141. Traición a la sudafricana

30 de abril de 2024 | Abril 2024

A Leandro lo marginaban en la escuela. Era raro. Tenía algunas dificultades para vincularse: en general era muy retraído, pero cuando alguien le abría lugar para que se abriera, resultaba demasiado cargoso y tenía propuestas de juego que no se parecían a las de los demás. No le gustaba el fútbol, ni el quemado, ni la mancha. Sus juegos preferidos eran la tortura de insectos o animales, mirar el sol fijo sin cerrar los ojos, los incendios de pequeña escala y las carreas de autos de juguete.

Cursaba cuarto grado cuando su reputación cambió en la escuela. Su padre le había regalado un camión a control remoto más grande que su cabeza, y lo convenció para que lo llevara a la escuela. A Leandro le daba vergüenza en un principio, pero terminó por aceptar cuando su padre le aseguró que solamente podía pasar algo bueno si lo hacía.

Llegó a la escuela intentando esconder un armatoste que sobresalía de su cuerpo. Cuando lo vieron, los demás le preguntaron si lo prestaba, y pudo compartir con varios su nuevo juguete.

Pero su momento de gloria fue cuando, en el recreo, se acercó Emiliano para jugar. Era el más popular de toda la escuela. Era lindo y jugaba bien al fútbol, además de ser un poco rebelde; todas las chicas gustaban de él.

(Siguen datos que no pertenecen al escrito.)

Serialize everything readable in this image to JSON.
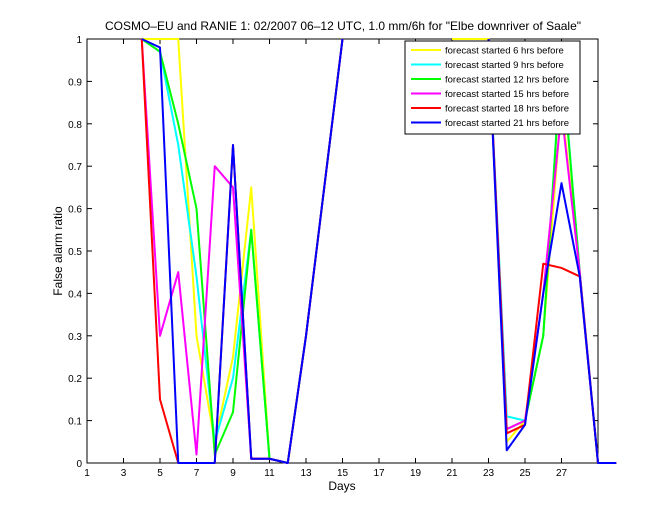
{
  "chart_data": {
    "type": "line",
    "title": "COSMO–EU and RANIE 1: 02/2007 06–12 UTC, 1.0 mm/6h for \"Elbe downriver of Saale\"",
    "xlabel": "Days",
    "ylabel": "False alarm ratio",
    "xlim": [
      1,
      29
    ],
    "ylim": [
      0,
      1
    ],
    "x_ticks": [
      1,
      3,
      5,
      7,
      9,
      11,
      13,
      15,
      17,
      19,
      21,
      23,
      25,
      27
    ],
    "y_ticks": [
      0,
      0.1,
      0.2,
      0.3,
      0.4,
      0.5,
      0.6,
      0.7,
      0.8,
      0.9,
      1
    ],
    "grid": false,
    "legend_position": "top-right",
    "series": [
      {
        "name": "forecast started 6 hrs before",
        "color": "#ffff00",
        "values": [
          null,
          null,
          null,
          1,
          1,
          1,
          0.3,
          0.05,
          0.25,
          0.65,
          0.01,
          0,
          0.3,
          0.65,
          1,
          null,
          null,
          null,
          null,
          null,
          1,
          1,
          1,
          0.05,
          0.1,
          0.3,
          0.85,
          0.45,
          0,
          0
        ]
      },
      {
        "name": "forecast started 9 hrs before",
        "color": "#00ffff",
        "values": [
          null,
          null,
          null,
          1,
          0.97,
          0.75,
          0.44,
          0.05,
          0.2,
          0.55,
          0.01,
          0,
          0.3,
          0.65,
          1,
          null,
          null,
          null,
          null,
          null,
          null,
          null,
          1,
          0.11,
          0.1,
          0.3,
          0.97,
          0.45,
          0,
          0
        ]
      },
      {
        "name": "forecast started 12 hrs before",
        "color": "#00ff00",
        "values": [
          null,
          null,
          null,
          1,
          0.97,
          0.8,
          0.6,
          0.02,
          0.12,
          0.55,
          0.01,
          0,
          0.3,
          0.65,
          1,
          null,
          null,
          null,
          null,
          null,
          null,
          null,
          1,
          0.08,
          0.1,
          0.3,
          0.96,
          0.45,
          0,
          0
        ]
      },
      {
        "name": "forecast started 15 hrs before",
        "color": "#ff00ff",
        "values": [
          null,
          null,
          null,
          1,
          0.3,
          0.45,
          0.02,
          0.7,
          0.65,
          0.01,
          0.01,
          0,
          0.3,
          0.65,
          1,
          null,
          null,
          null,
          null,
          null,
          null,
          null,
          1,
          0.08,
          0.1,
          0.4,
          0.83,
          0.45,
          0,
          0
        ]
      },
      {
        "name": "forecast started 18 hrs before",
        "color": "#ff0000",
        "values": [
          null,
          null,
          null,
          1,
          0.15,
          0,
          0,
          0,
          0.75,
          0.01,
          0.01,
          0,
          0.3,
          0.65,
          1,
          null,
          null,
          null,
          null,
          null,
          null,
          null,
          1,
          0.07,
          0.09,
          0.47,
          0.46,
          0.44,
          0,
          0
        ]
      },
      {
        "name": "forecast started 21 hrs before",
        "color": "#0000ff",
        "values": [
          null,
          null,
          null,
          1,
          0.98,
          0,
          0,
          0,
          0.75,
          0.01,
          0.01,
          0,
          0.3,
          0.65,
          1,
          null,
          null,
          null,
          null,
          null,
          null,
          null,
          1,
          0.03,
          0.09,
          0.4,
          0.66,
          0.44,
          0,
          0
        ]
      }
    ]
  }
}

Jugaron juntos durante el recreo y Leandro hizo que Emiliano se riera cuando habló mal de Camila, una chica que también iba a sexto. Emiliano lo invitó a jugar a su casa después de la escuela y Leandro, encantado, contestó que sí. Pasaron toda la tarde jugando y criticando a Camila: decían que era sucia, fea y que tenía mal olor. Además, tenía fama de ladrona y usaba aparatos en los dientes. Se rieron mucho y subieron un video a la red social que usaba Emiliano.

Al otro día, Leandro faltó a la escuela. Se había enfermado. El siguiente también faltó, por las dudas, aunque ya no tenía fiebre. Fue recién al tercer día cuando volvió a la escuela, con una sonrisa y su camión exhibido casi como una invitación al juego. Esperó ansioso hasta el recreo, para poder ver a Emiliano. Le gustaba que fueran amigos. Había llevado, además, un muñeco para meter en el camión, o para atropellarlo, lo que fuera.

Cuando salió al patio escuchó muchas risas y correteos. Eran los de sexto, que estaban jugando en una esquina del patio. Tenían pistolas de agua y se estaban tirando. Vio que Emiliano estaba en el grupo, jugando con Camila.

Leandro se acercó hasta ahí cerca, tímido, y se puso a mirarlo a un par de metros, a la espera de que su nuevo amigo lo advirtiera. Cuando Emiliano lo vio, lo primero que hizo fue dispararle un chorro de agua entre los ojos. Leandro se sorprendió y no sabía si empezar a llorar o fingir una risa. No le gustaba estar mojado.

—Traje el camión —dijo Leandro después de secarse un poco con la mano derecha, mientras levantaba el juguete como para dárselo.

—¿Y? —contestó Emiliano, displicente—. Estamos jugando con las pistolas de agua, hoy. Las trajo Cami. Una crack.

—Pero dijiste que era sucia, que tenía olor a pedo… —Leandro se lamentaba. No entendía el cambio de postura de Emiliano y sentía que se había ensuciado la boca en vano hablando mal de Camila—. ¿Puedo jugar?

—No sé, preguntale a Cami —contestó Emiliano y se fue.

—Cami, ¿puedo jugar? —Leandro se acercó a preguntar.

—No. Son mías las pistolas de agua, y vos hablás mal de mí —dijo ella y, un segundo después, le tiró un chorro de agua que para Leandro fue infinito. Empapado y otra vez sin amigos, Leandro empezó a llorar.